Paul Avelar & Keith Diggs.
Justice Brennan’s exhortation—now forty years old—for lawyers and judges to rediscover protections for individual rights in state constitutions was a timely reminder of the importance of state constitutions in our system of federalism. Justice Brennan issued this call at a time when he believed the U.S. Supreme Court was retreating from the protection of individual rights under the U.S. Constitution. It is doubtful that Justice Brennan meant to include economic liberty—the right to earn a living free from oppressive government regulation—in his “new federalism.” But economic liberty is a nearly textbook example of an individual right that the U.S. Supreme Court had once vigorously protected but had retreated from by the late 1970s.
The pattern of meaningful protection for economic liberty fading into nonprotection was repeated at the Arizona Supreme Court.
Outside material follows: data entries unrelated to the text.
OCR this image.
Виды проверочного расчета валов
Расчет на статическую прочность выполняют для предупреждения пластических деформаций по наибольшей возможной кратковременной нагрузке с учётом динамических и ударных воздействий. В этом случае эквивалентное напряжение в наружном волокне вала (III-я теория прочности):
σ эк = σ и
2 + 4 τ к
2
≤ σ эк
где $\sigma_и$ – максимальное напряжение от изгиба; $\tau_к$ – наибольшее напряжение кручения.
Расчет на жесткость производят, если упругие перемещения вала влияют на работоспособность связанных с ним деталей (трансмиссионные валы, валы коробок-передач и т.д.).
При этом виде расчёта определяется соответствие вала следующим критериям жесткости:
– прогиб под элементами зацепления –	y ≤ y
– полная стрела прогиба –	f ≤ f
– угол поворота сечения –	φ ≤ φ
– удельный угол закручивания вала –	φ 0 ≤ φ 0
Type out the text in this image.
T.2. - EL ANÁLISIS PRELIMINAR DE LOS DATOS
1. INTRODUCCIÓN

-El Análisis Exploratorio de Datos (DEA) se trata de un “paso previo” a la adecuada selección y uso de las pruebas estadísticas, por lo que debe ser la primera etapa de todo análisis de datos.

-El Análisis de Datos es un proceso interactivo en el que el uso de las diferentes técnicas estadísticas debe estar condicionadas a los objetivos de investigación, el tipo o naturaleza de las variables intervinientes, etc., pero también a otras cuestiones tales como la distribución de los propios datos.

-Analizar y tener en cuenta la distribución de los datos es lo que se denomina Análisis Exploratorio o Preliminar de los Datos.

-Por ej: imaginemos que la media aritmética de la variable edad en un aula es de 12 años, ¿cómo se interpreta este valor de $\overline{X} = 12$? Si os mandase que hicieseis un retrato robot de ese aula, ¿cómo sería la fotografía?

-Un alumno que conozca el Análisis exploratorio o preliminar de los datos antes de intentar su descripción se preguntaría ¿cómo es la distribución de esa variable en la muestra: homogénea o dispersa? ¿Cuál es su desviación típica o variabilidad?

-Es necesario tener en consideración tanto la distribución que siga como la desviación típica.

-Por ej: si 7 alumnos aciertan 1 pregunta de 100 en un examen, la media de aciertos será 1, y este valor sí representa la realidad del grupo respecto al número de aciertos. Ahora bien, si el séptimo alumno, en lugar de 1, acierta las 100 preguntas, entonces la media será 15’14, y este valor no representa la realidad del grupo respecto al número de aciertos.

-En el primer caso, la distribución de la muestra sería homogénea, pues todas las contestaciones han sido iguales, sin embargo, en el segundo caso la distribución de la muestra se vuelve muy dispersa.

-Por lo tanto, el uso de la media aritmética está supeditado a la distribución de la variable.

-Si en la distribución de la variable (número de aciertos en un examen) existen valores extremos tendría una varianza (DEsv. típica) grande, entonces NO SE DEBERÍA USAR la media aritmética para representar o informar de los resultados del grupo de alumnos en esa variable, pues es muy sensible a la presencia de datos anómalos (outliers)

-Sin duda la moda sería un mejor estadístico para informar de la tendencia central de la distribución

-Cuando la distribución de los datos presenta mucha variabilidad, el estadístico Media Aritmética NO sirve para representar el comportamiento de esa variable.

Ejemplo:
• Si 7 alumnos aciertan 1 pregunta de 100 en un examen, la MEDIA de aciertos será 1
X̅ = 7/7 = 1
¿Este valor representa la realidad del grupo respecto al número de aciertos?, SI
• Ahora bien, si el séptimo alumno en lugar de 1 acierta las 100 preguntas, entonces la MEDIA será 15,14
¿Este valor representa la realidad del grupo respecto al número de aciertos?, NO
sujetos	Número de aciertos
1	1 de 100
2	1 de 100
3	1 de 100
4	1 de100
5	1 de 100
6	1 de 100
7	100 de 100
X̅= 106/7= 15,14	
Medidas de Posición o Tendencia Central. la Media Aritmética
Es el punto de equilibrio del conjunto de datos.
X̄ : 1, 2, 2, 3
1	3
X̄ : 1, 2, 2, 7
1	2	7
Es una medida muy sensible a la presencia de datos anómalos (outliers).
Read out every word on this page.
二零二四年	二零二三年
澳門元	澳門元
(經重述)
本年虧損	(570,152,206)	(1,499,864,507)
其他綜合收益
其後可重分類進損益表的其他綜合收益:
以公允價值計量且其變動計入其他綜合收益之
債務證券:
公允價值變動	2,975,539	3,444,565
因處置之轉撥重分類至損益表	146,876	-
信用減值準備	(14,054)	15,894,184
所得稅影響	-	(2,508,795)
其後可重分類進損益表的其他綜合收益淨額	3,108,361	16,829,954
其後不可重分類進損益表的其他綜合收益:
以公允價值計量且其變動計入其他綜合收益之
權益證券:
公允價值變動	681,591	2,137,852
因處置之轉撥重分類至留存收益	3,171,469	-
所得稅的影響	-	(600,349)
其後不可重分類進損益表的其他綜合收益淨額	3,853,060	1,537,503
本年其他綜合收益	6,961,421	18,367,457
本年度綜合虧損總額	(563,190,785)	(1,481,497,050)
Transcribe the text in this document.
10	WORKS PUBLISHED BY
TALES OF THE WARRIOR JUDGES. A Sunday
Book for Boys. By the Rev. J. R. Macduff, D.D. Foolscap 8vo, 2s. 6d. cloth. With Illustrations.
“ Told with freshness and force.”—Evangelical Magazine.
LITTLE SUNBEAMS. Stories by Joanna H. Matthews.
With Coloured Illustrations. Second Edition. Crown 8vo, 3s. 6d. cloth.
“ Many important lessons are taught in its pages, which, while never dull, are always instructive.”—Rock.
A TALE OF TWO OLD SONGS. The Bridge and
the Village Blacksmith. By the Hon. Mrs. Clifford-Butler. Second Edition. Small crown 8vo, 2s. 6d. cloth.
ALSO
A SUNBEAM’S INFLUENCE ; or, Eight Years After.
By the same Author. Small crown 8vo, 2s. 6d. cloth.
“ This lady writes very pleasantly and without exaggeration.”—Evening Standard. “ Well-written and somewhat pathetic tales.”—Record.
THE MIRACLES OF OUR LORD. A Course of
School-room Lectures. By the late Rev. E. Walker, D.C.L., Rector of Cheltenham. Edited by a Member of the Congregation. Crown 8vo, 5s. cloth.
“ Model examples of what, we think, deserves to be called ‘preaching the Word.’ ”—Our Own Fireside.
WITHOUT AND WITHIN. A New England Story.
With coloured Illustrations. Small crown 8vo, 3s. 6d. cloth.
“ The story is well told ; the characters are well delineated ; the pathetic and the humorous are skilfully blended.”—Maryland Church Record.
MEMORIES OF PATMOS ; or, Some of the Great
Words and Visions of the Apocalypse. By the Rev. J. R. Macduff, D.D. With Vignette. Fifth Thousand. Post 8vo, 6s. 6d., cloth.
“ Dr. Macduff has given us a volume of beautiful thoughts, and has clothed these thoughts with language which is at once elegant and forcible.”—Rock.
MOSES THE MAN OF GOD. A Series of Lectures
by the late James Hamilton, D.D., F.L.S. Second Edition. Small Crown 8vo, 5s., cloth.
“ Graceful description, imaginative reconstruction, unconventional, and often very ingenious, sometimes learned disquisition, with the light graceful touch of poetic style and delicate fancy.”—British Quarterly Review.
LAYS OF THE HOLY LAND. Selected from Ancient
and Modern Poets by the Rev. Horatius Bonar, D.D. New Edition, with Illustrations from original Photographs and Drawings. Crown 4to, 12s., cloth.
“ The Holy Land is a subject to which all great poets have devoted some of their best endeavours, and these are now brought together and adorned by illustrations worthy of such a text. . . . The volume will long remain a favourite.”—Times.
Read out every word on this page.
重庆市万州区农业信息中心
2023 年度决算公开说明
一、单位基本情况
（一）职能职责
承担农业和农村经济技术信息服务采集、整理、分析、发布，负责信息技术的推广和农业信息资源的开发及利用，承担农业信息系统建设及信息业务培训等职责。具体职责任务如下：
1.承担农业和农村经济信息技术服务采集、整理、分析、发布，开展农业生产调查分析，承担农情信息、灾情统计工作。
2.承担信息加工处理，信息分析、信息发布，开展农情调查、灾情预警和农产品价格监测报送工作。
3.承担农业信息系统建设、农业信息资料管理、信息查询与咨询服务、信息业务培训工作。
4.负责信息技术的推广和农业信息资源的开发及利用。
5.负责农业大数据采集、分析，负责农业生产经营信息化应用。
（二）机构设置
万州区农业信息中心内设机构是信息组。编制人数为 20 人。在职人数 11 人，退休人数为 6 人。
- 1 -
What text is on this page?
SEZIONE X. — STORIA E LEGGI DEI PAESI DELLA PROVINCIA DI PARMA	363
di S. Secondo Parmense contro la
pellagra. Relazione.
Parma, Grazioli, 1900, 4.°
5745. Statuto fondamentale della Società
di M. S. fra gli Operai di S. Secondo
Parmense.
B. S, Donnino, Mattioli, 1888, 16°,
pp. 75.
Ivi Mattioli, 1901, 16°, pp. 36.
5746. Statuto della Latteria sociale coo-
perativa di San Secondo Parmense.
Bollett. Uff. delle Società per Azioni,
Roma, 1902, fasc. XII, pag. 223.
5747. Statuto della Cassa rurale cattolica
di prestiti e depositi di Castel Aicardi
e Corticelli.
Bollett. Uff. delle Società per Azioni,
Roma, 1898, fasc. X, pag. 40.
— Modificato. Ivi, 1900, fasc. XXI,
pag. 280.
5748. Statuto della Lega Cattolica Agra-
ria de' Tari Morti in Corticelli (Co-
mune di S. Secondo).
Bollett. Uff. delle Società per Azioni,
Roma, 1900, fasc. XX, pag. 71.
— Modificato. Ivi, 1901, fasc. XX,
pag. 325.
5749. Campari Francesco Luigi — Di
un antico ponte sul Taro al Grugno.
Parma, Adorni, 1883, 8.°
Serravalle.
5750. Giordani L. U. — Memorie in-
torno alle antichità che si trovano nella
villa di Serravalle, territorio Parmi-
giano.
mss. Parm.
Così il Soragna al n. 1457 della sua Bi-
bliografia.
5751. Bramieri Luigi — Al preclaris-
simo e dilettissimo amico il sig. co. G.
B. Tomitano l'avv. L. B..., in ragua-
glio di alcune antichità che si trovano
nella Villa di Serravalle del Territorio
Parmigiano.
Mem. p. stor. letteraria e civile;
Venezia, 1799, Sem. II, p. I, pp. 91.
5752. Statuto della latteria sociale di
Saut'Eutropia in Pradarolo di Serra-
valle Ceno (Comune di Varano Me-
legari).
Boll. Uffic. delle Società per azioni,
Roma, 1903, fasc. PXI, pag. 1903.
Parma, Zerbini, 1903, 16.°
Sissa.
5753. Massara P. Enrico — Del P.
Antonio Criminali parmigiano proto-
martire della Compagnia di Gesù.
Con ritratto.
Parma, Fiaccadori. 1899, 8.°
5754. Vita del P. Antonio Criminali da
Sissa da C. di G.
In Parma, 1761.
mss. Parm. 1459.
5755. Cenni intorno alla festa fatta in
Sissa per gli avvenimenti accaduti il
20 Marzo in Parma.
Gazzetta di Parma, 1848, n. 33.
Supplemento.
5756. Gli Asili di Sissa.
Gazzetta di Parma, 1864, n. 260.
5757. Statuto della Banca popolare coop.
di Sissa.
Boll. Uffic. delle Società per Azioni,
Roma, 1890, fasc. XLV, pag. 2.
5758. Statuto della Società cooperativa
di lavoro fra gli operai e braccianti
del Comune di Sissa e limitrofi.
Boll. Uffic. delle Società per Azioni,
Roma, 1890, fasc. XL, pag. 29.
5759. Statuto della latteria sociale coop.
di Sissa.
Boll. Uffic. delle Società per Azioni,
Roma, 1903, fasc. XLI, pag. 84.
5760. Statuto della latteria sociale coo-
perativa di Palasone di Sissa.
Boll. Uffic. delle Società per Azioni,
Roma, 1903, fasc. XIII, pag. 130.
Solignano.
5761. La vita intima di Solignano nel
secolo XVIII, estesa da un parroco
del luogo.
The change in Arizona jurisprudence, however, happened at a different time than in the federal courts and has never been adequately explored or explained—either by the courts or commenters. Neither have the “early” Arizona economic liberty cases—which actually span the decades between the 1920s and 1970s—been given credit for their consistency and sophisticated understanding of the police power, individual rights, and the threat of government-created monopoly. A comprehensive survey of these early cases demonstrates a tradition under the Arizona Constitution of providing more meaningful judicial protection for economic liberty than under the U.S. Constitution. This tradition was seemingly abandoned as the Arizona Supreme Court embraced—without explanation—a “lockstep” approach to economic liberty by adopting federal jurisprudence to interpret the relevant provisions of the Arizona Constitution. But this lockstep approach cannot be squared with the original cases, ignores unique aspects of the Arizona Constitution, and leads to incorrect results. As other states have begun to explore the greater protections for economic liberty in their constitutions, Arizona courts need to rediscover the same in our Constitution.